Chulamanee Chartsuwan, adviser to the Ministry of Foreign Affairs, said the transition to a low-carbon and climate-resilient economy will require far more capital than governments can provide alone. “Climate change is no longer just an environmental issue; it is also a financial one,” she said.
Chulamanee said green finance should be regarded as “an integral component of sound financial management” because it improves risk management, channels capital into sustainable investment and helps strengthen the long-term stability of economies and financial markets.
She said Thailand had already made progress through the Thailand Taxonomy and the growing issuance of green bonds and sustainability-linked bonds, reflecting the country’s effort to align financial flows with environmental and climate goals while pursuing economic growth alongside ESG principles.
For Tartat Mokkhamakkul, dean of Chulalongkorn Business School, green finance is no longer a side issue. “Sustainability is no longer a passing trend,” he said, adding that it has become a core driver of economic transformation.
In his view, green finance is helping reshape not only how economies grow, but also how risk is managed and how impact is created. He said sustainability must move beyond traditional CSR and be embedded in core business strategy, greener business models and long-term business transformation.
Speakers in the panel discussion, “Innovative Financial Products & Emerging Trends in Green Finance”, said the transition would succeed only if it was backed by credible planning, meaningful incentives and practical support.
Erol Bilecen, head of sustainable finance at the Swiss Bankers Association, warned that delay could prove more expensive than action. “It is costly to do the transition, but it can be even costlier to continue doing what you do so far,” he said.
He argued that companies need clear transition plans and milestones, while sustainability-linked bonds must be designed carefully so that incentives and penalties are strong enough to influence behaviour.

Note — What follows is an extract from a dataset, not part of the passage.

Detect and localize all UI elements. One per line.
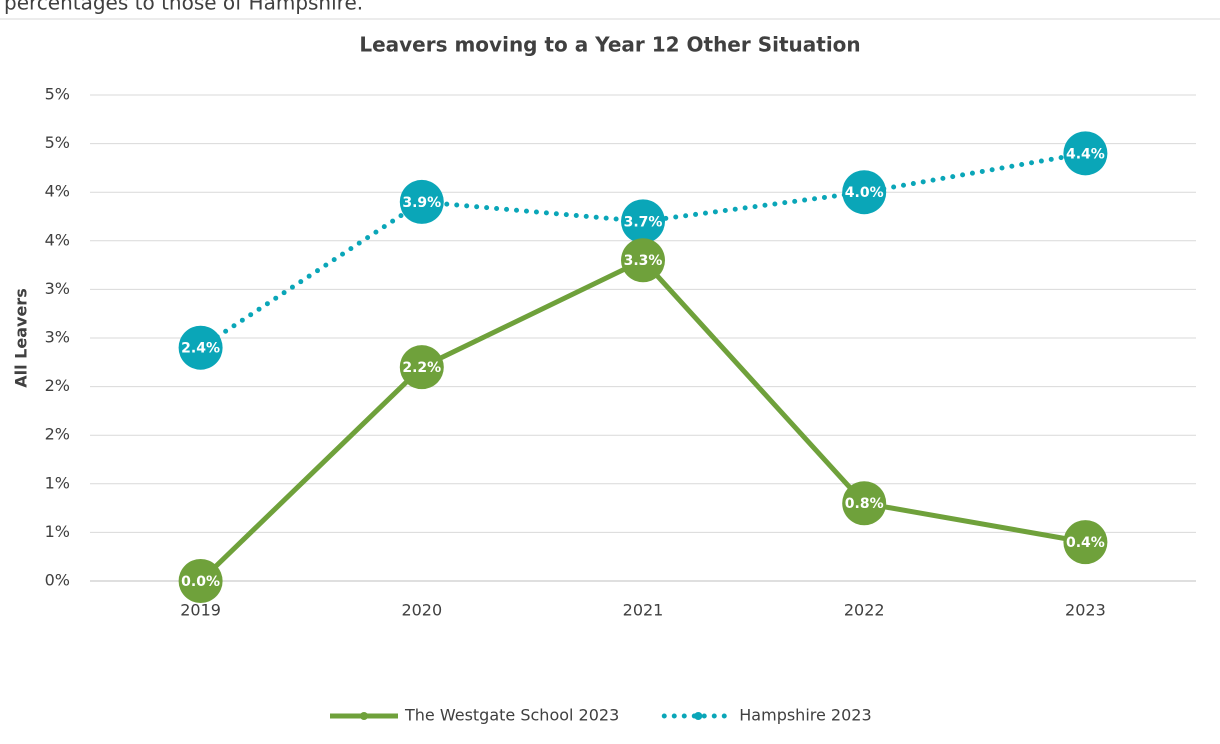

Bilecen also cautioned against viewing sustainability as a threat to the current economic system. Instead, he described it as “the logical step for the next development”, one that can open up new opportunities for growth.
He pointed to the energy sector as an example, saying the transition is not limited to renewable generation but extends to grid upgrades, storage and new business models as consumers increasingly become producers of power as well.

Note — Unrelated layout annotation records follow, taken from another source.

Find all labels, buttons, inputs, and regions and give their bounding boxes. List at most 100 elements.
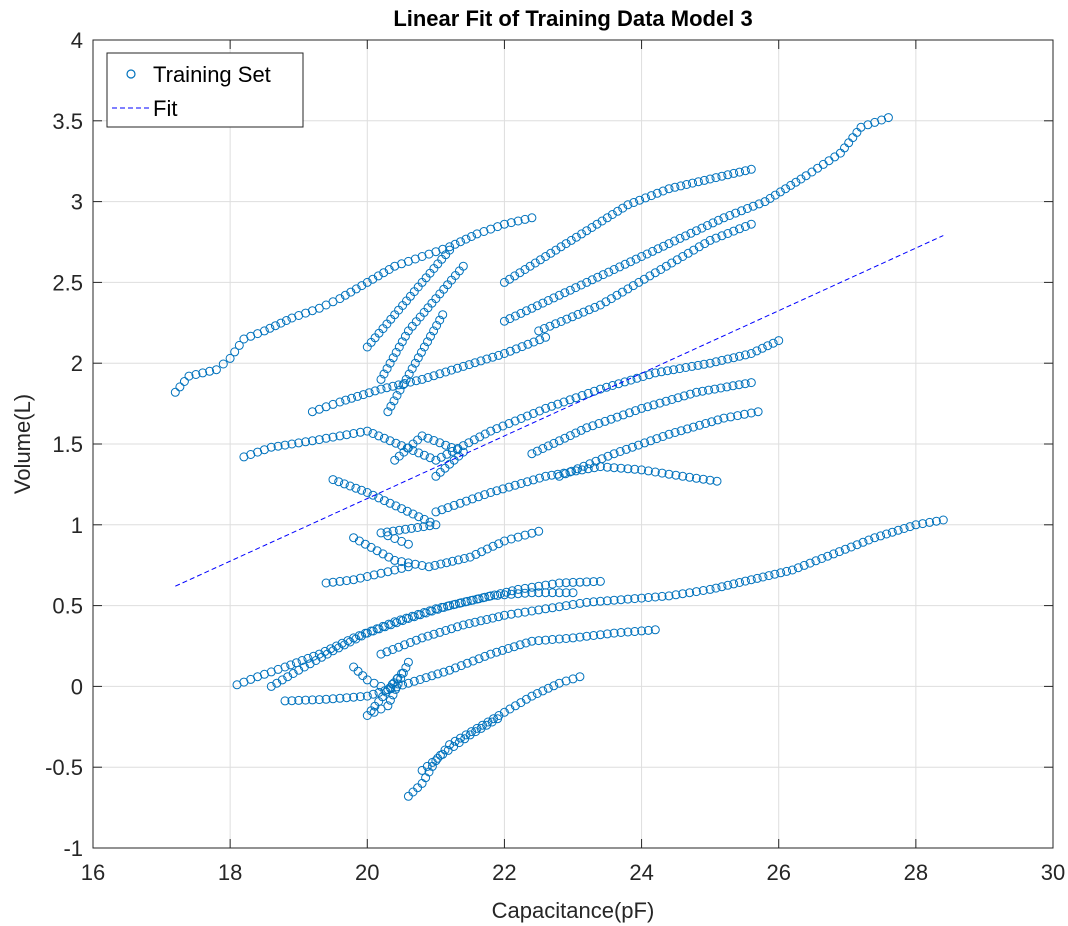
data-point — [506, 589, 516, 599]
data-point — [765, 193, 775, 203]
data-point — [447, 443, 456, 452]
data-point — [883, 113, 893, 123]
data-point — [623, 594, 633, 604]
data-point — [349, 429, 359, 438]
data-point — [588, 421, 598, 431]
data-point — [577, 465, 587, 475]
data-point — [433, 753, 443, 763]
data-point — [246, 674, 256, 684]
data-point — [621, 444, 631, 454]
data-point — [697, 223, 707, 233]
data-point — [351, 483, 361, 493]
data-point — [554, 290, 564, 300]
data-point — [664, 429, 674, 439]
data-point — [506, 218, 516, 228]
fit-line — [175, 235, 944, 587]
data-point — [716, 383, 726, 393]
data-point — [535, 406, 544, 416]
data-point — [593, 272, 603, 282]
data-point — [553, 469, 563, 479]
data-point — [565, 431, 575, 441]
data-point — [547, 470, 557, 480]
data-point — [559, 468, 569, 478]
data-point — [740, 350, 750, 360]
data-point — [382, 647, 392, 657]
data-point — [556, 317, 566, 326]
data-point — [456, 733, 465, 743]
data-point — [731, 208, 741, 218]
data-point — [397, 557, 407, 567]
data-point — [609, 265, 619, 274]
data-point — [535, 473, 544, 483]
data-point — [579, 307, 589, 317]
data-point — [617, 287, 627, 297]
data-point — [723, 229, 733, 238]
data-point — [452, 363, 462, 373]
data-point — [303, 653, 313, 663]
data-point — [322, 649, 332, 659]
data-point — [498, 645, 507, 655]
data-point — [452, 622, 462, 632]
data-point — [630, 464, 640, 474]
data-point — [345, 637, 355, 647]
data-point — [334, 643, 344, 653]
data-point — [386, 620, 396, 630]
data-point — [719, 213, 729, 223]
data-point — [392, 618, 402, 628]
data-point — [534, 605, 544, 615]
data-point — [521, 306, 531, 316]
data-point — [527, 582, 537, 592]
data-point — [735, 351, 744, 361]
data-point — [510, 416, 520, 426]
data-point — [516, 308, 526, 318]
data-point — [591, 456, 601, 466]
data-point — [442, 558, 452, 568]
data-point — [494, 350, 504, 360]
data-point — [340, 290, 350, 300]
data-point — [376, 568, 386, 578]
data-point — [425, 517, 435, 527]
data-point — [685, 389, 695, 399]
data-point — [435, 369, 445, 379]
data-point — [341, 395, 351, 405]
data-point — [711, 173, 721, 183]
data-point — [863, 120, 873, 130]
data-point — [415, 610, 425, 620]
data-point — [424, 562, 434, 572]
data-point — [470, 617, 480, 627]
data-point — [266, 681, 276, 691]
data-point — [456, 598, 466, 608]
data-point — [389, 396, 399, 406]
data-point — [253, 447, 263, 457]
data-point — [270, 321, 280, 331]
data-point — [456, 237, 465, 247]
data-point — [488, 613, 498, 623]
data-point — [701, 419, 711, 428]
data-point — [364, 388, 374, 398]
data-point — [670, 182, 680, 192]
data-point — [403, 678, 413, 688]
data-point — [450, 599, 460, 609]
data-point — [362, 488, 372, 497]
data-point — [357, 485, 367, 495]
data-point — [513, 608, 523, 618]
data-point — [499, 219, 509, 229]
data-point — [541, 252, 551, 261]
data-point — [602, 629, 612, 639]
data-point — [458, 361, 468, 371]
data-point — [678, 252, 688, 261]
data-point — [253, 329, 263, 339]
data-point — [487, 717, 497, 727]
data-point — [413, 783, 423, 793]
data-point — [629, 198, 639, 207]
data-point — [565, 285, 575, 295]
data-point — [355, 692, 365, 702]
data-point — [499, 277, 509, 287]
data-point — [551, 319, 560, 329]
data-point — [717, 231, 727, 241]
data-point — [441, 626, 451, 635]
data-point — [435, 438, 445, 448]
data-point — [719, 413, 729, 423]
data-point — [291, 658, 301, 668]
data-point — [410, 358, 420, 368]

Karin Boonlertvanich, executive vice president of Kasikorn Bank, said financing alone cannot drive the shift, especially for smaller businesses. “Financing is the last one,” he said, explaining that companies first need awareness, knowledge, workable solutions and tools to measure their carbon emissions.

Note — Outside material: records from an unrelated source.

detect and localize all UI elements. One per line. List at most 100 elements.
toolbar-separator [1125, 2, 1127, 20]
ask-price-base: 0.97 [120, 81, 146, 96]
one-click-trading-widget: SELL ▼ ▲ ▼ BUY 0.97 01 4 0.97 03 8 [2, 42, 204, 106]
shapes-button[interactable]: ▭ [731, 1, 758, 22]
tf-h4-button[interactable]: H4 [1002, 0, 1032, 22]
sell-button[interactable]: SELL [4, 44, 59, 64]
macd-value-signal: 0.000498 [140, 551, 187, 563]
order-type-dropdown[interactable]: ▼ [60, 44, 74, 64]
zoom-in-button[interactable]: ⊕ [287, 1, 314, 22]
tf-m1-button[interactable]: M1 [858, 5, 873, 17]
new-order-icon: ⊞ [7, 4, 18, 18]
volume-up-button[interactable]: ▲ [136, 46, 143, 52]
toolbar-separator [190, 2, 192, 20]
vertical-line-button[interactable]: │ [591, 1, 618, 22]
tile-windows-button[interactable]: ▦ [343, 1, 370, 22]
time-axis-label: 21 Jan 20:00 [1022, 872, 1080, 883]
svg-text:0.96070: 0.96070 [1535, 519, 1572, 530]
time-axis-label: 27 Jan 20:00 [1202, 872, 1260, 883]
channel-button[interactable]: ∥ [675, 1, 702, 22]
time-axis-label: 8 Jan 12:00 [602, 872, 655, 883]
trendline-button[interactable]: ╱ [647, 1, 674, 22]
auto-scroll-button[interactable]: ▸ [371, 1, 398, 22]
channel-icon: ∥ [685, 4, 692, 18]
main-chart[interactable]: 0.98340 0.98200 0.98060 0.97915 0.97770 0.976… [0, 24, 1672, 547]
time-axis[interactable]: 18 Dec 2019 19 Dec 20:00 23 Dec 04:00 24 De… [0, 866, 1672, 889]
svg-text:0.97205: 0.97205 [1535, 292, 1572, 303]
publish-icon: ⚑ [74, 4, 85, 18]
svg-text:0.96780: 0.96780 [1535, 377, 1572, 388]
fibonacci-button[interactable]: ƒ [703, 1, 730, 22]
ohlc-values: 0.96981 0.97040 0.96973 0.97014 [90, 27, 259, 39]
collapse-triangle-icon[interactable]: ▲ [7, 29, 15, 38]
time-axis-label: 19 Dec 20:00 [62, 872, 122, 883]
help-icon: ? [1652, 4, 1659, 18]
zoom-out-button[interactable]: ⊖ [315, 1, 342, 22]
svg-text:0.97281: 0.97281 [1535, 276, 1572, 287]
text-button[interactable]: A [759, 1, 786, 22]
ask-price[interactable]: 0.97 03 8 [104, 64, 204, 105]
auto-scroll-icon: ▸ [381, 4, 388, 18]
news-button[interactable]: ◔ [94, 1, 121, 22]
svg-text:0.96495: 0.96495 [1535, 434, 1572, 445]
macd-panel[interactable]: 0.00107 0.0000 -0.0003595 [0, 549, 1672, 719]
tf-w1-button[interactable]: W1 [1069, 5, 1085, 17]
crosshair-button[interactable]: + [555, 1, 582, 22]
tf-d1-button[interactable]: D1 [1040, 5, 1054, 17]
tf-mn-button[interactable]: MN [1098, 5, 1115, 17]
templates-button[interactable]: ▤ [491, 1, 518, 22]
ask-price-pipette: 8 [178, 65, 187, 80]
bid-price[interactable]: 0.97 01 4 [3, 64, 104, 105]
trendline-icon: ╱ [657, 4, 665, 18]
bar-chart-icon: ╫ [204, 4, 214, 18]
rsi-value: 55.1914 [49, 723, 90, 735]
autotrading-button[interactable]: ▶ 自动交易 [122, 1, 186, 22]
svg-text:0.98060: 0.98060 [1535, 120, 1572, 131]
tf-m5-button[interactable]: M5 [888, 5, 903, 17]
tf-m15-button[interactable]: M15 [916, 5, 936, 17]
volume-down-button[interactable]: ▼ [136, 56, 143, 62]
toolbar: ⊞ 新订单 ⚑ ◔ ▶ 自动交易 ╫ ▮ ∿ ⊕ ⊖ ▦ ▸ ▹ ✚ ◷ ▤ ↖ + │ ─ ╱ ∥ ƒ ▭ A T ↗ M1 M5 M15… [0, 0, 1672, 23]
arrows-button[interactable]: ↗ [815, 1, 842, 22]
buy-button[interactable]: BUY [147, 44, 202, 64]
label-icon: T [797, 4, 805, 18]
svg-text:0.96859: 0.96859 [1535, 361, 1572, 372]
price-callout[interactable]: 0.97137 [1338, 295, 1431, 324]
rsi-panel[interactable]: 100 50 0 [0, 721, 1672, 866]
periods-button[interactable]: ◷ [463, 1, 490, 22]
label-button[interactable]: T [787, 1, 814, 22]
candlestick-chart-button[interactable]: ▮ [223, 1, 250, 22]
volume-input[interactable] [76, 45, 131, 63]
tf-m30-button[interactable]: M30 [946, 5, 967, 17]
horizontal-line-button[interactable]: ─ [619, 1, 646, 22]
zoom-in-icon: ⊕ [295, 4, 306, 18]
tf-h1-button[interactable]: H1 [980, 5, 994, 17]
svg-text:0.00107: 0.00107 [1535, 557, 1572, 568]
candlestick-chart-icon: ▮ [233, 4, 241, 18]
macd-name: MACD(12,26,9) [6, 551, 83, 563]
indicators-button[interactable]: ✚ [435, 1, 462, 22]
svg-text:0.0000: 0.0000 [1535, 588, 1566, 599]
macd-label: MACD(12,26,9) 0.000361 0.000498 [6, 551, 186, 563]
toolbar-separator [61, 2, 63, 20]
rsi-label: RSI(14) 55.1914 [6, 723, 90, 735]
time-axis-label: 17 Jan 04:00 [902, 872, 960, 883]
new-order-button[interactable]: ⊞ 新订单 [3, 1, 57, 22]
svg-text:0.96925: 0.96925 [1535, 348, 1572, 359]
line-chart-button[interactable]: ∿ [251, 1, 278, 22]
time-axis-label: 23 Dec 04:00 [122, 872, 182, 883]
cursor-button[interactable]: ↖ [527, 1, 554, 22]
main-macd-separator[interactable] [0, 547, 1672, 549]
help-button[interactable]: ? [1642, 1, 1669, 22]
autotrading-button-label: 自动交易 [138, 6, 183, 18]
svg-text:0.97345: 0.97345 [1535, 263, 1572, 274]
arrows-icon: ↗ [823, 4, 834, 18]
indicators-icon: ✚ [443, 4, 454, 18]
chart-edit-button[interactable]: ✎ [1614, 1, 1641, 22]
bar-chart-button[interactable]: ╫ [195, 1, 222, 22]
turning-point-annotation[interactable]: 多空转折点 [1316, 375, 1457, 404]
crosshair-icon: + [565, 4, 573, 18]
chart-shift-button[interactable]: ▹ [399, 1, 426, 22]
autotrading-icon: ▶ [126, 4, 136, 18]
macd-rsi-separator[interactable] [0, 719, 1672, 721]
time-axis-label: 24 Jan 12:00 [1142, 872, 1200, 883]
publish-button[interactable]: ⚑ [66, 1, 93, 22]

He said many SMEs want green loans but still do not know their emissions baseline or how much they plan to reduce it, making transition tools and technical guidance just as important as funding itself.
He added that the transition can create broader business value, not just marginally better funding terms. Kasikorn Bank, he said, had already extended 200 billion baht in support and aims to raise that to 500 billion baht over the next five years across large corporates, SMEs and retail clients.
The goal, he said, is to help businesses become more efficient, more competitive and better prepared for a changing global economy.
Stefan Oehri, portfolio manager at LGT Capital Partners (Asia-Pacific), said the sustainable bond market had matured significantly, with stronger standards and more sophisticated investors.
He said investors now “look beyond the labels” and want evidence that green and sustainability-linked instruments are delivering impact that is measurable and clearly observable. In his view, transition finance will only gain credibility if outcomes are transparent and real.
The pathway described by speakers was pragmatic rather than absolute. Oehri said the market is moving towards a more realistic and science-based approach, recognising that decarbonisation will not happen at the same speed in every sector.
Heavy industries, for example, face a much harder path than consumer-facing sectors, meaning progress needs to be judged in context rather than through a one-size-fits-all model.
Karin said banks therefore need sector-by-sector “glide paths” to track how portfolio emissions fall year by year on the way to net zero by 2050. He said reducing carbon intensity does not necessarily mean cutting loan books, but shifting more lending towards greener activities over time.
He also argued that policy support should reward companies that are improving each year, rather than setting absolute hurdles that risk leaving many businesses behind.
Regulation was another key part of the pathway. Bilecen said long-term investments in renewable energy, storage and infrastructure require a reliable regulatory framework because projects such as power plants can run for 20 to 50 years.
Karin added that policymakers need a wider mix of instruments, including bonds, bank loans, grants and blended finance, so that each transition project can be matched with the right kind of funding.
Overall, the seminar’s message was clear: green finance is no longer a niche ESG product or a branding exercise. It is becoming a central mechanism for mobilising capital, managing climate risk and helping economies move towards a more sustainable future.
With clear standards, credible transition plans, better tools and supportive policy, speakers said green finance can turn climate ambition into practical economic progress.